Optimizer considers his as an advantage over a FTS because
It reduces the number of indexes needed to support a range of queries. This increases performance by reducing index maintenance and decreases wasted space associated with multiple indexes.
The prefix column should be the most discriminating and the most widely used in queries. These two conditions do not always go hand in hand which makes the decision difficult. In these situations skip scanning reduces the impact of makeing the "wrong" decision.
You can consider the following
Check the optimizer mode across the environments.
Gather stats on all the tables used in the query. For example, if a table has not been analyzed since it was created, and if it has less than DB_FILE_MULTIBLOCK_READ_COUNT blocks under the high water mark, then the optimizer thinks that the table is small and uses a full table scan. Review the LAST_ANALYZED and BLOCKS columns in the ALL_TABLES table to examine the statistics.

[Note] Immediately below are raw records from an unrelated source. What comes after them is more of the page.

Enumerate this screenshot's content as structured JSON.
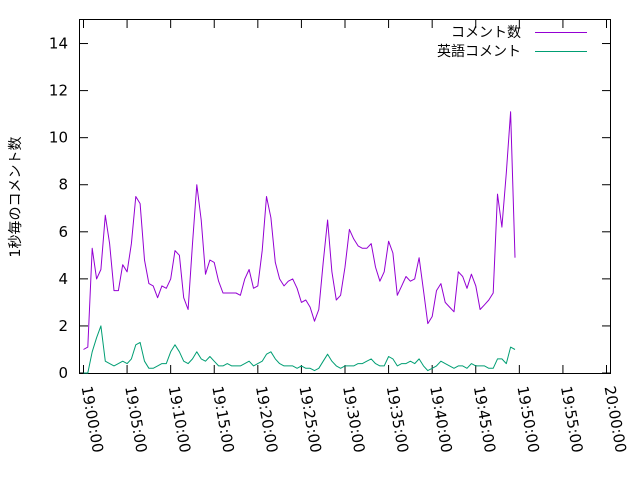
{
  "chart_data": {
    "type": "line",
    "title": "",
    "xlabel": "",
    "ylabel": "1秒毎のコメント数",
    "x_tick_labels": [
      "19:00:00",
      "19:05:00",
      "19:10:00",
      "19:15:00",
      "19:20:00",
      "19:25:00",
      "19:30:00",
      "19:35:00",
      "19:40:00",
      "19:45:00",
      "19:50:00",
      "19:55:00",
      "20:00:00"
    ],
    "y_ticks": [
      0,
      2,
      4,
      6,
      8,
      10,
      12,
      14
    ],
    "x_range_minutes": [
      -0.4,
      60.4
    ],
    "ylim": [
      0,
      15
    ],
    "x_label_rotation_deg": 80,
    "grid": false,
    "legend_position": "top-right",
    "x_step_minutes": 0.5,
    "series": [
      {
        "name": "コメント数",
        "color": "#9400d3",
        "values": [
          1.0,
          1.1,
          5.3,
          4.0,
          4.4,
          6.7,
          5.5,
          3.5,
          3.5,
          4.6,
          4.3,
          5.5,
          7.5,
          7.2,
          4.8,
          3.8,
          3.7,
          3.2,
          3.7,
          3.6,
          4.0,
          5.2,
          5.0,
          3.2,
          2.7,
          5.5,
          8.0,
          6.5,
          4.2,
          4.8,
          4.7,
          3.9,
          3.4,
          3.4,
          3.4,
          3.4,
          3.3,
          4.0,
          4.4,
          3.6,
          3.7,
          5.2,
          7.5,
          6.6,
          4.7,
          4.0,
          3.7,
          3.9,
          4.0,
          3.6,
          3.0,
          3.1,
          2.8,
          2.2,
          2.7,
          4.7,
          6.5,
          4.3,
          3.1,
          3.3,
          4.5,
          6.1,
          5.7,
          5.4,
          5.3,
          5.3,
          5.5,
          4.5,
          3.9,
          4.3,
          5.6,
          5.1,
          3.3,
          3.7,
          4.1,
          3.9,
          4.0,
          4.9,
          3.5,
          2.1,
          2.4,
          3.5,
          3.8,
          3.0,
          2.8,
          2.6,
          4.3,
          4.1,
          3.6,
          4.2,
          3.7,
          2.7,
          2.9,
          3.1,
          3.4,
          7.6,
          6.2,
          8.5,
          11.1,
          4.9
        ]
      },
      {
        "name": "英語コメント",
        "color": "#009e73",
        "values": [
          0.0,
          0.0,
          0.9,
          1.5,
          2.0,
          0.5,
          0.4,
          0.3,
          0.4,
          0.5,
          0.4,
          0.6,
          1.2,
          1.3,
          0.5,
          0.2,
          0.2,
          0.3,
          0.4,
          0.4,
          0.9,
          1.2,
          0.9,
          0.5,
          0.4,
          0.6,
          0.9,
          0.6,
          0.5,
          0.7,
          0.5,
          0.3,
          0.3,
          0.4,
          0.3,
          0.3,
          0.3,
          0.4,
          0.5,
          0.3,
          0.4,
          0.5,
          0.8,
          0.9,
          0.6,
          0.4,
          0.3,
          0.3,
          0.3,
          0.2,
          0.3,
          0.2,
          0.2,
          0.1,
          0.2,
          0.5,
          0.8,
          0.5,
          0.3,
          0.2,
          0.3,
          0.3,
          0.3,
          0.4,
          0.4,
          0.5,
          0.6,
          0.4,
          0.3,
          0.3,
          0.7,
          0.6,
          0.3,
          0.4,
          0.4,
          0.5,
          0.4,
          0.6,
          0.3,
          0.1,
          0.2,
          0.3,
          0.5,
          0.4,
          0.3,
          0.2,
          0.3,
          0.3,
          0.2,
          0.4,
          0.3,
          0.3,
          0.3,
          0.2,
          0.2,
          0.6,
          0.6,
          0.4,
          1.1,
          1.0
        ]
      }
    ]
  }
}
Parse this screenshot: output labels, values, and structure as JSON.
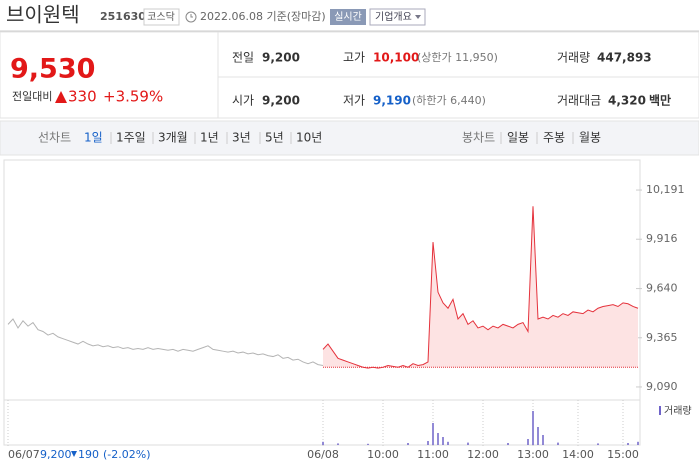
{
  "header": {
    "name": "브이원텍",
    "code": "251630",
    "market": "코스닥",
    "date": "2022.06.08 기준(장마감)",
    "realtime": "실시간",
    "company": "기업개요"
  },
  "price": {
    "current": "9,530",
    "change_label": "전일대비",
    "change": "330",
    "change_pct": "+3.59%"
  },
  "stats": [
    [
      {
        "label": "전일",
        "value": "9,200"
      },
      {
        "label": "고가",
        "value": "10,100",
        "note": "(상한가 11,950)"
      },
      {
        "label": "거래량",
        "value": "447,893"
      }
    ],
    [
      {
        "label": "시가",
        "value": "9,200"
      },
      {
        "label": "저가",
        "value": "9,190",
        "note": "(하한가 6,440)"
      },
      {
        "label": "거래대금",
        "value": "4,320",
        "unit": "백만"
      }
    ]
  ],
  "tabs": {
    "line_label": "선차트",
    "line_items": [
      "1일",
      "1주일",
      "3개월",
      "1년",
      "3년",
      "5년",
      "10년"
    ],
    "candle_label": "봉차트",
    "candle_items": [
      "일봉",
      "주봉",
      "월봉"
    ]
  },
  "footer": {
    "price": "9,200",
    "change": "190",
    "change_pct": "(-2.02%)"
  },
  "chart_data": [
    {
      "type": "line",
      "xlim": [
        0,
        126
      ],
      "xticks": [
        {
          "value": 0,
          "label": "06/07"
        },
        {
          "value": 63,
          "label": "06/08"
        },
        {
          "value": 75,
          "label": "10:00"
        },
        {
          "value": 85,
          "label": "11:00"
        },
        {
          "value": 95,
          "label": "12:00"
        },
        {
          "value": 105,
          "label": "13:00"
        },
        {
          "value": 114,
          "label": "14:00"
        },
        {
          "value": 123,
          "label": "15:00"
        }
      ],
      "ylim": [
        9045,
        10331
      ],
      "yticks": [
        {
          "value": 10191,
          "label": "10,191"
        },
        {
          "value": 9916,
          "label": "9,916"
        },
        {
          "value": 9640,
          "label": "9,640"
        },
        {
          "value": 9365,
          "label": "9,365"
        },
        {
          "value": 9090,
          "label": "9,090"
        }
      ],
      "grid": false,
      "baseline": 9200,
      "series": [
        {
          "color": "#b4b4b4",
          "values": [
            9440,
            9470,
            9420,
            9460,
            9430,
            9450,
            9410,
            9400,
            9380,
            9390,
            9370,
            9360,
            9350,
            9340,
            9330,
            9345,
            9330,
            9320,
            9325,
            9315,
            9320,
            9310,
            9315,
            9305,
            9310,
            9300,
            9305,
            9300,
            9310,
            9300,
            9305,
            9300,
            9295,
            9300,
            9290,
            9300,
            9295,
            9290,
            9300,
            9310,
            9320,
            9300,
            9295,
            9290,
            9285,
            9290,
            9280,
            9285,
            9275,
            9280,
            9270,
            9275,
            9265,
            9260,
            9270,
            9250,
            9255,
            9240,
            9245,
            9230,
            9220,
            9230,
            9215,
            9210,
            null,
            null,
            null,
            null,
            null,
            null,
            null,
            null,
            null,
            null,
            null,
            null,
            null,
            null,
            null,
            null,
            null,
            null,
            null,
            null,
            null,
            null,
            null,
            null,
            null,
            null,
            null,
            null,
            null,
            null,
            null,
            null,
            null,
            null,
            null,
            null,
            null,
            null,
            null,
            null,
            null,
            null,
            null,
            null,
            null,
            null,
            null,
            null,
            null,
            null,
            null,
            null,
            null,
            null,
            null,
            null,
            null,
            null,
            null,
            null,
            null,
            null,
            null
          ]
        },
        {
          "color": "#e5323c",
          "fill": "#fde3e3",
          "values": [
            null,
            null,
            null,
            null,
            null,
            null,
            null,
            null,
            null,
            null,
            null,
            null,
            null,
            null,
            null,
            null,
            null,
            null,
            null,
            null,
            null,
            null,
            null,
            null,
            null,
            null,
            null,
            null,
            null,
            null,
            null,
            null,
            null,
            null,
            null,
            null,
            null,
            null,
            null,
            null,
            null,
            null,
            null,
            null,
            null,
            null,
            null,
            null,
            null,
            null,
            null,
            null,
            null,
            null,
            null,
            null,
            null,
            null,
            null,
            null,
            null,
            null,
            null,
            9300,
            9330,
            9290,
            9250,
            9240,
            9230,
            9220,
            9210,
            9200,
            9195,
            9200,
            9195,
            9200,
            9210,
            9205,
            9200,
            9210,
            9200,
            9220,
            9210,
            9215,
            9230,
            9900,
            9620,
            9560,
            9530,
            9580,
            9470,
            9500,
            9440,
            9460,
            9420,
            9430,
            9410,
            9430,
            9420,
            9440,
            9430,
            9420,
            9440,
            9450,
            9400,
            10100,
            9470,
            9480,
            9470,
            9490,
            9480,
            9500,
            9490,
            9510,
            9505,
            9500,
            9520,
            9510,
            9530,
            9540,
            9545,
            9550,
            9540,
            9560,
            9555,
            9540,
            9530
          ]
        }
      ]
    },
    {
      "type": "bar",
      "xlim": [
        0,
        126
      ],
      "ylim": [
        0,
        100
      ],
      "x": [
        63,
        66,
        72,
        80,
        84,
        85,
        86,
        87,
        88,
        92,
        100,
        104,
        105,
        106,
        107,
        110,
        118,
        124,
        126
      ],
      "series": [
        {
          "name": "거래량",
          "color": "#6f63c9",
          "values": [
            8,
            4,
            3,
            5,
            10,
            55,
            30,
            20,
            8,
            6,
            5,
            15,
            85,
            45,
            25,
            6,
            4,
            5,
            8
          ]
        }
      ]
    }
  ]
}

Though your environment is similar and code is same, optimizer is going to check on the fly and choose the best available method. So do your UAT with same data setup. Since it is a UAT (almost a preproduction in most o the companies), it should be the closest to production in terms of size.
From what I can see, table DEB.VIEW_DORMANT is a view on tables ACCOUNT and EXTENSION1, and you'd like to use index UXACCT2 from the former. I guess a hint inside this request should allow you to do what you want, something like:
SELECT /*+ INDEX(D UXACCT2) */ ASV_ODC_BRANCH.CODE,
...
FROM ASV_ODC_BRANCH, DEB.VIEW_DORMANT D, DEB.CUSTOMER
...
PS: if this is a query you manage (not generated by any high-level software), I suggest you use aliases for your table as I did, that makes queries so much more readable...
Can I help you to make it a INDEX-ACCESS instead of a FTS? Probably...
Do you really want that? - Probably NOT
Why is the database behaving differently? Because you operate on different data - As your sample shows, the query returns a different number of rows, so I don't even have to ask if your production and test-data is the same. If you have different data (different amounts or different values in indexed columns) you Database-Stats will be different, your indexes will look different and so the optimizer will come to a different query-plan!
What should you do? Make sure all you indexes are up to date, your partitions are sanely arranged, all you database-stats are up-to-date and no strange tuning-settings are in place ( query-plans, environment settings...) Then the optimizer will in most cases find the best plan - and in many cases a full-table-scan is the FASTER alternative.
But if you measure the times and the optimizer clearly takes the wrong path, although it has accurate table-stats, you should file a bug-report with oracle.
If you have other reasons for wanting the optimizer to do indexed-access:
If you cannot enter an Optimizer-HINT like Emmanuel offered, you can try Profiles or Baselines, which offer nice tuning possibilities. You can write your own statement, with different WHERE-Predicates until you get a plan with index-access and use this as an SQL-Profile and link this profile to the original statement which will then use the same query-plan.